In advance of a potential new collective bargaining agreement, the NFL and NFL Players Association are projecting the league's salary cap to rise to $200 million in 2020, marking the seventh straight year the cap has increased by at least $10 million.

That's according to NFL Network's Tom Pelissero, who reported Friday the estimated increase is likely to go into effect regardless of whether the proposed new CBA is ratified.
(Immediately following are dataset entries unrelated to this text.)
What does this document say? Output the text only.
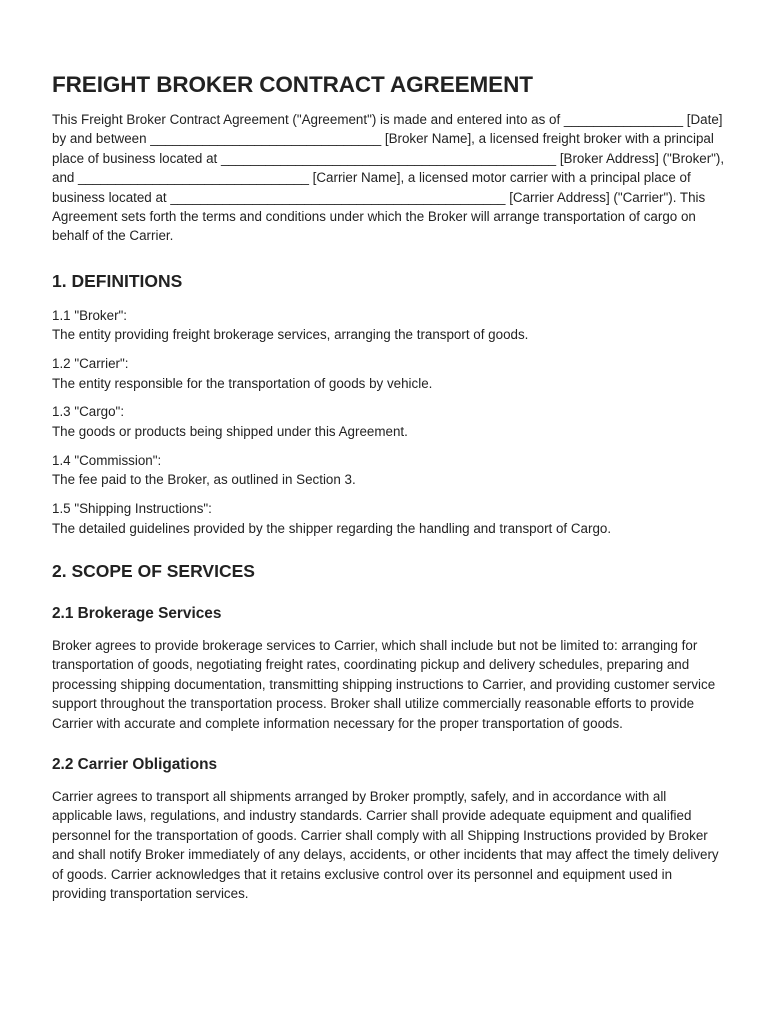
FREIGHT BROKER CONTRACT AGREEMENT

This Freight Broker Contract Agreement ("Agreement") is made and entered into as of ________________ [Date] by and between _______________________________ [Broker Name], a licensed freight broker with a principal place of business located at _____________________________________________ [Broker Address] ("Broker"), and _______________________________ [Carrier Name], a licensed motor carrier with a principal place of business located at _____________________________________________ [Carrier Address] ("Carrier"). This Agreement sets forth the terms and conditions under which the Broker will arrange transportation of cargo on behalf of the Carrier.

1. DEFINITIONS
1.1 "Broker":
The entity providing freight brokerage services, arranging the transport of goods.
1.2 "Carrier":
The entity responsible for the transportation of goods by vehicle.
1.3 "Cargo":
The goods or products being shipped under this Agreement.
1.4 "Commission":
The fee paid to the Broker, as outlined in Section 3.
1.5 "Shipping Instructions":
The detailed guidelines provided by the shipper regarding the handling and transport of Cargo.
2. SCOPE OF SERVICES
2.1 Brokerage Services

Broker agrees to provide brokerage services to Carrier, which shall include but not be limited to: arranging for transportation of goods, negotiating freight rates, coordinating pickup and delivery schedules, preparing and processing shipping documentation, transmitting shipping instructions to Carrier, and providing customer service support throughout the transportation process. Broker shall utilize commercially reasonable efforts to provide Carrier with accurate and complete information necessary for the proper transportation of goods.

2.2 Carrier Obligations

Carrier agrees to transport all shipments arranged by Broker promptly, safely, and in accordance with all applicable laws, regulations, and industry standards. Carrier shall provide adequate equipment and qualified personnel for the transportation of goods. Carrier shall comply with all Shipping Instructions provided by Broker and shall notify Broker immediately of any delays, accidents, or other incidents that may affect the timely delivery of goods. Carrier acknowledges that it retains exclusive control over its personnel and equipment used in providing transportation services.
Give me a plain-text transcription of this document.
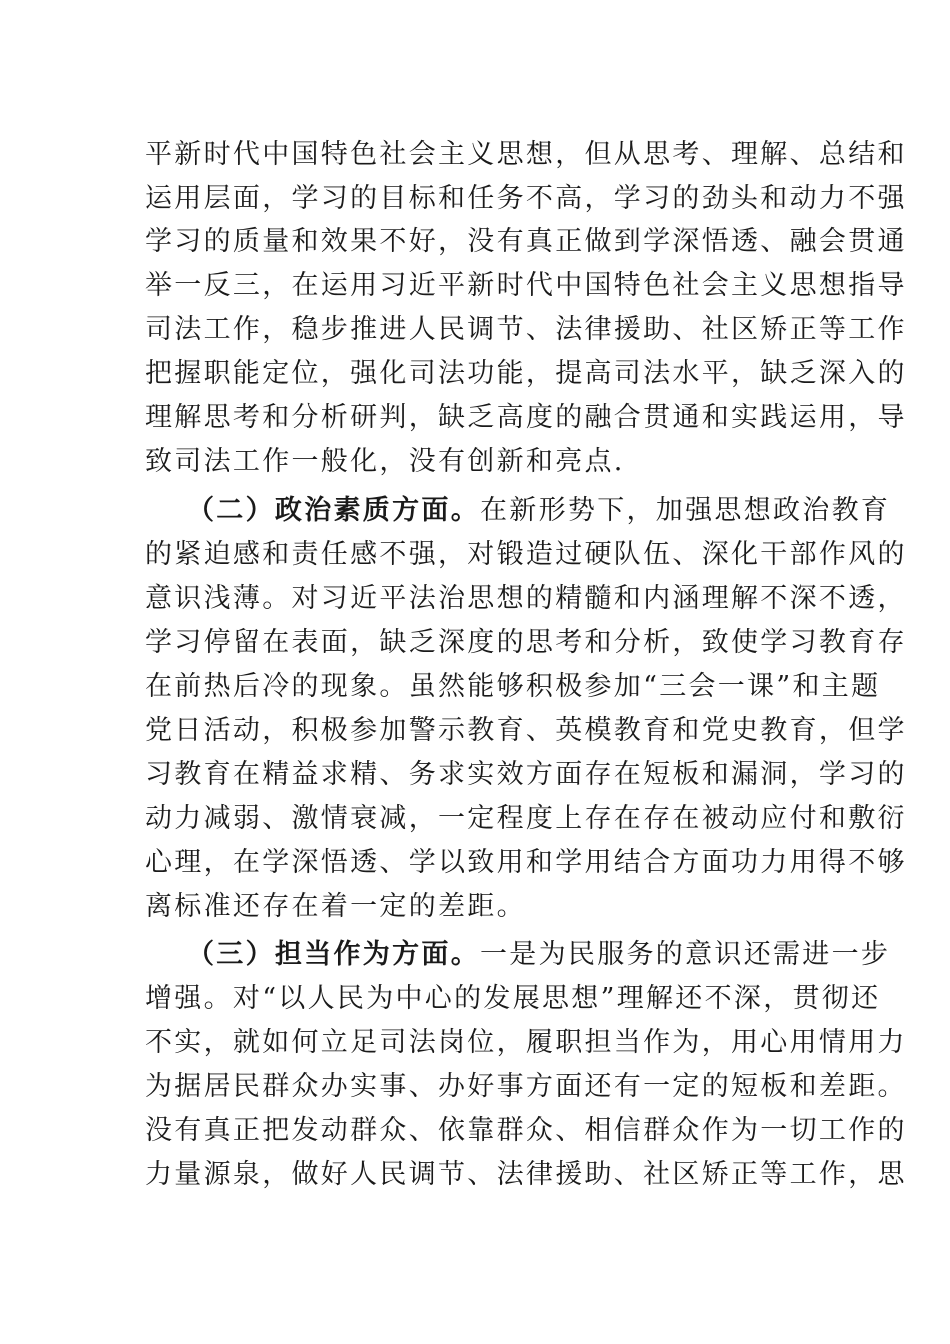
平新时代中国特色社会主义思想，但从思考、理解、总结和
运用层面，学习的目标和任务不高，学习的劲头和动力不强
学习的质量和效果不好，没有真正做到学深悟透、融会贯通
举一反三，在运用习近平新时代中国特色社会主义思想指导
司法工作，稳步推进人民调节、法律援助、社区矫正等工作
把握职能定位，强化司法功能，提高司法水平，缺乏深入的
理解思考和分析研判，缺乏高度的融合贯通和实践运用，导
致司法工作一般化，没有创新和亮点.
（二）政治素质方面。在新形势下，加强思想政治教育
的紧迫感和责任感不强，对锻造过硬队伍、深化干部作风的
意识浅薄。对习近平法治思想的精髓和内涵理解不深不透，
学习停留在表面，缺乏深度的思考和分析，致使学习教育存
在前热后冷的现象。虽然能够积极参加“三会一课”和主题
党日活动，积极参加警示教育、英模教育和党史教育，但学
习教育在精益求精、务求实效方面存在短板和漏洞，学习的
动力减弱、激情衰减，一定程度上存在存在被动应付和敷衍
心理，在学深悟透、学以致用和学用结合方面功力用得不够
离标准还存在着一定的差距。
（三）担当作为方面。一是为民服务的意识还需进一步
增强。对“以人民为中心的发展思想”理解还不深，贯彻还
不实，就如何立足司法岗位，履职担当作为，用心用情用力
为据居民群众办实事、办好事方面还有一定的短板和差距。
没有真正把发动群众、依靠群众、相信群众作为一切工作的
力量源泉，做好人民调节、法律援助、社区矫正等工作，思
Negotiations are ongoing in regards to both the cap and CBA, Pelissero added, so depending on whether players vote to enact the new CBA and, thus, expand the NFL's postseason in 2020, that figure could go up even more if additional revenue is counted toward the salary cap.

When all is said and done, all 32 NFL teams are expected to have at least $11.8 million more to spend than they did in 2019, when the cap was set at $188.2 million.

An annual, league-wide limit on player expenses for NFL teams, the cap has risen ever since the implementation of the current CBA in 2011, which followed a rare uncapped season in 2010. The largest increase came between the 2016 and 2017 seasons, when the cap jumped by almost $12 million. First introduced at $34.6 million in 1994, it's expected to be the highest it's ever been entering 2020.

With the 2020 league year expected to kick off on March 18, teams will officially be eligible to start using their cap space in free agency.